Voice is considered the next great user interface, but the challenge is finding a way to cost effectively enable its use. At the APIcon 2014 conference this week, Alex Lebrun, co-founder and CEO of Wit.AI, showed how developers can make use of an API to add voice-recognition capabilities to their applications.
Advances in speech-recognition algorithms in the last two years make it practical to invoke a cloud service to endow applications with voice-recognition capabilities similar to what Apple provides using Siri, Lebrun says.
As mobile computing devices get smaller and in many instances no longer have keyboards, Lebrun says end users need a new way to input data. The most practical alternative to is to imbue the application with speech-recognition capabilities.
Lebrun isn’t suggesting that every application needs speech recognition. There are plenty of mobile applications for which a touch screen interface is sufficient. But at the same time, Lebrun notes that there is a whole range of new applications involving everything from cooking to driving where the hands of the end user are required to perform another function.
In addition, Lebrun envisions developers using the Wit.AI service in a variety of Internet of Things scenarios, such as issuing verbal commands to thermometers as part of a home automation system.
Lebrun says voice-enabled applications are not yet well suited for noisy environments, so it’s important that developers set some expectations with users before releasing their applications.

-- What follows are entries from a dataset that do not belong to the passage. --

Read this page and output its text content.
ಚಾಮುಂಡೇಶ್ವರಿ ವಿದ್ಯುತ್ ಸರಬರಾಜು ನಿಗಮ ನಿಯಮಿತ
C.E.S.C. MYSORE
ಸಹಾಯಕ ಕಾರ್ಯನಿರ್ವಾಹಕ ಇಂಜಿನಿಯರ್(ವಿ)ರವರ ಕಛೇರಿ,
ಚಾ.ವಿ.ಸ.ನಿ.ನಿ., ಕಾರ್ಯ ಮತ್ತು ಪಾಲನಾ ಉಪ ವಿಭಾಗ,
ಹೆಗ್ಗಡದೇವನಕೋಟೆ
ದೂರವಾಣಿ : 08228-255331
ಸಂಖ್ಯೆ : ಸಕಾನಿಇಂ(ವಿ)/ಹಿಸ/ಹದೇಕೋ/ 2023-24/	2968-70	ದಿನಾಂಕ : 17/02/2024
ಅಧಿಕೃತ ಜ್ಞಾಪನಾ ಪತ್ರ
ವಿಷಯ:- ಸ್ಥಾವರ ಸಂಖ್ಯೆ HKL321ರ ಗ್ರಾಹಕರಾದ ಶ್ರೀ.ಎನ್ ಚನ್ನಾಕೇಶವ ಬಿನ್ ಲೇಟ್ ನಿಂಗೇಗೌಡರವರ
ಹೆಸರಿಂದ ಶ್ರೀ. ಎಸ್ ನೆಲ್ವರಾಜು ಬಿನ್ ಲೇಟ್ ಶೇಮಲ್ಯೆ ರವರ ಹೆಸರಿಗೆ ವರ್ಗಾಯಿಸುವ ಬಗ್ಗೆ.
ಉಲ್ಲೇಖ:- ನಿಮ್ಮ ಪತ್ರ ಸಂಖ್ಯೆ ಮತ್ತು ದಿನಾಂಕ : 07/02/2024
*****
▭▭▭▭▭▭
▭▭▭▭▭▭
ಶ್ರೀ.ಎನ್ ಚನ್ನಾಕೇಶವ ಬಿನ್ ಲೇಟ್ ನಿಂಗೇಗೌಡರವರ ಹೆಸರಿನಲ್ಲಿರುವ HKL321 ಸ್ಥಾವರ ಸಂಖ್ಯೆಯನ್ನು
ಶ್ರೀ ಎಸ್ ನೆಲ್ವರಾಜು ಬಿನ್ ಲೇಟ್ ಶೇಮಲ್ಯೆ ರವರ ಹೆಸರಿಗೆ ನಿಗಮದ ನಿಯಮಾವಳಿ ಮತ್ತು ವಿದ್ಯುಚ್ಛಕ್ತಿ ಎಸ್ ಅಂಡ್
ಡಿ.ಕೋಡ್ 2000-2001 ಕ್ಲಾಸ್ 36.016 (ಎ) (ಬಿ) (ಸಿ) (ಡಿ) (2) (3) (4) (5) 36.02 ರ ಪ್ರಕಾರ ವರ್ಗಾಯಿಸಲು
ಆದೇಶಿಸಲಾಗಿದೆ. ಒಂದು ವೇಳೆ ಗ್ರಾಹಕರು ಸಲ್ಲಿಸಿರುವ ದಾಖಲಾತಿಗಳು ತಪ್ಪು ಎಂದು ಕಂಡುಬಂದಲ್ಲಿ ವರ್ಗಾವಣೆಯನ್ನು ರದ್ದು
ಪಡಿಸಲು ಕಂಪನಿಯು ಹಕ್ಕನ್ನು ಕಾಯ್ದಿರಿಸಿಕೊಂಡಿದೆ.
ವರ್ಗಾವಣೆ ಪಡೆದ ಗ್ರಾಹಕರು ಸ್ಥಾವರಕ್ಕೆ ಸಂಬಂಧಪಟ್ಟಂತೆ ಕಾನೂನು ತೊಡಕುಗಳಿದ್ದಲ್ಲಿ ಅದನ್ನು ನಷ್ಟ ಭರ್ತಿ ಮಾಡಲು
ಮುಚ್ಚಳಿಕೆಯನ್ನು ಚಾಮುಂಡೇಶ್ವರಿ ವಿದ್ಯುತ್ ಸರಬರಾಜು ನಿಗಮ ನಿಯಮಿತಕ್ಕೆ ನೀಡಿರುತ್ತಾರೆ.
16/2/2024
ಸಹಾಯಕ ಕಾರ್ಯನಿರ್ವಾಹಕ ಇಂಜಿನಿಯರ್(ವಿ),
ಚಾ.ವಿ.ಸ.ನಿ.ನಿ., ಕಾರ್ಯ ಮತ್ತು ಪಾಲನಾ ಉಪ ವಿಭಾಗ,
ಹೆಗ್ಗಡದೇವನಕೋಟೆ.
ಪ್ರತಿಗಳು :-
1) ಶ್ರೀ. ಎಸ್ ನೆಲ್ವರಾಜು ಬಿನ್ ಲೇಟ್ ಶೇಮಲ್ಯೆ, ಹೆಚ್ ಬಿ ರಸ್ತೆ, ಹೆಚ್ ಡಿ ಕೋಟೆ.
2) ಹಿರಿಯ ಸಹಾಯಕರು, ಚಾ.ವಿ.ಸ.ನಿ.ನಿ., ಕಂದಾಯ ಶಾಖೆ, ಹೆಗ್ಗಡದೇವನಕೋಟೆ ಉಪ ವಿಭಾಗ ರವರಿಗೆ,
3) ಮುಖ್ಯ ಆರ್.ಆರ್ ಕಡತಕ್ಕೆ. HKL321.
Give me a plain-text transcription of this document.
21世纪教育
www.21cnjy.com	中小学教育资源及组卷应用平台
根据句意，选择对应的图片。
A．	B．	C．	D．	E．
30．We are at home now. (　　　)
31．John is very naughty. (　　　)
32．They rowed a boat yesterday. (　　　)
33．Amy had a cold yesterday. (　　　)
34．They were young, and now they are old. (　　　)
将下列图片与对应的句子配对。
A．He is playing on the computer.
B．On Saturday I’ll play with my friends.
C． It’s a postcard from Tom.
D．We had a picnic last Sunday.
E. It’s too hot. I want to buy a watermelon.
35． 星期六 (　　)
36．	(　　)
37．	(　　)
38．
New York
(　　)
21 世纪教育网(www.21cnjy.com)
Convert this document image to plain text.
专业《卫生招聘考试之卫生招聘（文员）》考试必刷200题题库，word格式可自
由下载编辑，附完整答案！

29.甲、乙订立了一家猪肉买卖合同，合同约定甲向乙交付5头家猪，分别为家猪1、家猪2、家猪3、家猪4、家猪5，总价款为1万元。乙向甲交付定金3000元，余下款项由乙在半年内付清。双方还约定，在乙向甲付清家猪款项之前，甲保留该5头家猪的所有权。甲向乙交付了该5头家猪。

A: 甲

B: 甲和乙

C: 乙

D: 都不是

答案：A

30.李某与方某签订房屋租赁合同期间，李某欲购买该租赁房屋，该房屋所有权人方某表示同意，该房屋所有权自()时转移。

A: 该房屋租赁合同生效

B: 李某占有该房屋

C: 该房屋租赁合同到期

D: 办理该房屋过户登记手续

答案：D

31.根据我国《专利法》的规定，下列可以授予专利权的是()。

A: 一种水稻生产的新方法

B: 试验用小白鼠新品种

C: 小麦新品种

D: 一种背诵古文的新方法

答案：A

In general, Lebrun says it takes about 10 hours to train an application to recognize voice commands. But at a cognitive application level, LeBrun says the quality of experience improves over time as the Wit.AI service learns more inflections and idioms. To accomplish that, the Wit.AI service makes use of four types of speech engines that the service runs in parallel.
Wit.AI uses streaming technology to provide a higher-quality voice experience than Siri, LeBrun says. But in the future, Wit.AI plans to develop a run-time library that will take advantage of the local processing power of the device to improve the quality of the speech-recognition experience. That run-time library will also provide users with an offline capability for processing speech.
Speech recognition has been one of the holy grails of user interface design for almost as long as anyone can remember. Thanks to the conversion of the cloud and mobile computing, along with some advances in the algorithms that enable speech, developers are a step closer to making voice interfaces an everyday part of the end user experience.